O tiro saiu pela culatra também do ponto de vista judicial. Um dia depois de seu pronunciamento, o ministro Alexandre de Moraes determinou uma medida cautelar, deixando Bolsonaro com tornozeleira eletrônica. O motivo? Obstrução de justiça e interferência deliberada nas investigações penais contra ele pelas acusações da tentativa de golpe de Estado, valendo-se inclusive do suporte de Eduardo Bolsonaro (o “03”) in loco para fazer lobby com o governo americano. Como falamos, tratou-se de um caso de sincericídio que mais uma vez o incrimina.
Nos EUA, a Câmara de Comércio (U.S Chamber) já se posicionou contrária ao tarifaço e pede aos dois governos “que se engajem em negociações de alto nível a fim de evitar a implementação da tarifa de 50%”. Diplomacias a parte, o que importa é saber que a Chamber é uma entidade representativa de mais de 6,5 mil empresas americanas, muitas delas cujos donos certamente apoiaram Donald Trump. O atual presidente, portanto, começa a se queimar com outros segmentos burgueses em seu país, colocando riscos concretos para sua sustentação política nos próximos meses.

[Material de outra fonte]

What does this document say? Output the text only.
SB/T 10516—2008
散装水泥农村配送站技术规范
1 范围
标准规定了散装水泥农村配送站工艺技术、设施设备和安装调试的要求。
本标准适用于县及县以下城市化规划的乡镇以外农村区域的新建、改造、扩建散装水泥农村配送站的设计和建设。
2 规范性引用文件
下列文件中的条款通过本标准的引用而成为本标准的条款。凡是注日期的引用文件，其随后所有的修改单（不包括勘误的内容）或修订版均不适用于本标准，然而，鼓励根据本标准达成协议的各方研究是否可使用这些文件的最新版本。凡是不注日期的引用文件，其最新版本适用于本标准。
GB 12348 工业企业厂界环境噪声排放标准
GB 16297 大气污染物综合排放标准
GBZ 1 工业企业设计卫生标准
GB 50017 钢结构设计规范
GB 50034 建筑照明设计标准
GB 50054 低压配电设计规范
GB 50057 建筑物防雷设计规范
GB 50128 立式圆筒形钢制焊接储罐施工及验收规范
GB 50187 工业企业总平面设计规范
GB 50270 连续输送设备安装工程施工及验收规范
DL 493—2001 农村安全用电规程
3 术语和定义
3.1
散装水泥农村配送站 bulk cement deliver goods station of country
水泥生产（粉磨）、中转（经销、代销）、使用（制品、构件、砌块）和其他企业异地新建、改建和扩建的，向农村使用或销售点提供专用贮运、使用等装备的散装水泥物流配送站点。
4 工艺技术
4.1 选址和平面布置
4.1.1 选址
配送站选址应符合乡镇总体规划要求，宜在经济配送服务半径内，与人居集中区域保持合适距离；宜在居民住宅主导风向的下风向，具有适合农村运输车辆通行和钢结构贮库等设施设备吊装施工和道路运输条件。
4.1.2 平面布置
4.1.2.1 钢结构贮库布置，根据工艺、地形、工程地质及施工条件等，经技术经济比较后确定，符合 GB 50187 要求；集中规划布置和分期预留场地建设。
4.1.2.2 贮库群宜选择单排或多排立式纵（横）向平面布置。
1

E no meio do fogo cruzado em que trumpistas e bolsonaristas se meteram, o governo Lula aproveita a unidade de apoio da burguesia, que participa ativamente das tratativas para reverter o tarifaço. O Ministério do Desenvolvimento, Indústria, Comércio e Serviços já vem fazendo reuniões com industriais e líderes do agronegócio para pensar na melhor resposta em defesa de seus interesses. Não nos parece plausível a adoção de uma reciprocidade dos mesmos 50%. Até porque, os EUA são relevantes fornecedores de matérias-primas para as empresas brasileiras, em especial motores, maquinários e gás natural. Ou seja, o Brasil compra mercadorias que sustentam o departamento I da nossa economia (aquele responsável pela produção de meios de produção). Lembremos, além disso, que as cadeias produtivas são fragmentadas em diversos países. Atualmente é praticamente impossível haver uma verticalização totalmente nacional da produção, ainda mais em se tratando de ramos industriais. O Brasil não é capaz de, em poucas semanas, reverter o quadro e produzir localmente aquilo que hoje ele importa. Devolver o tarifaço numa retaliação direta significa, com isso, criar um custo adicional sobre as matérias-primas sem ter uma compensação interna capaz de aliviar essa pressão. A reciprocidade, portanto, joga contra os lucros dos capitalistas locais, o que poderia rasgar a costura do governo com o empresariado. Tudo indica que a primeira tentativa será de estancar a sangria e adiar a aplicação da tarifa, apelando para as negociações diplomáticas e contando com a rejeição de setores da burguesia americana aos impostos de Trump. Em meio a isso, o Ministério da Fazenda já prepara medidas de crédito para eventual apoio aos segmentos afetados. No discurso, falam que não vão deixar o trabalhador na mão, que vão olhar para o pequeno agricultor, para o pequeno empreendedor, para o informal, para todo mundo. A velha tática de colocar as classes no mesmo balaio conceitual de “povo”. Sabe-se, no entanto, que a preocupação número 1 do governo do PT é de salvar a pele dos capitalistas que financiam suas campanhas e que controlam e planejam o ritmo da economia nacional.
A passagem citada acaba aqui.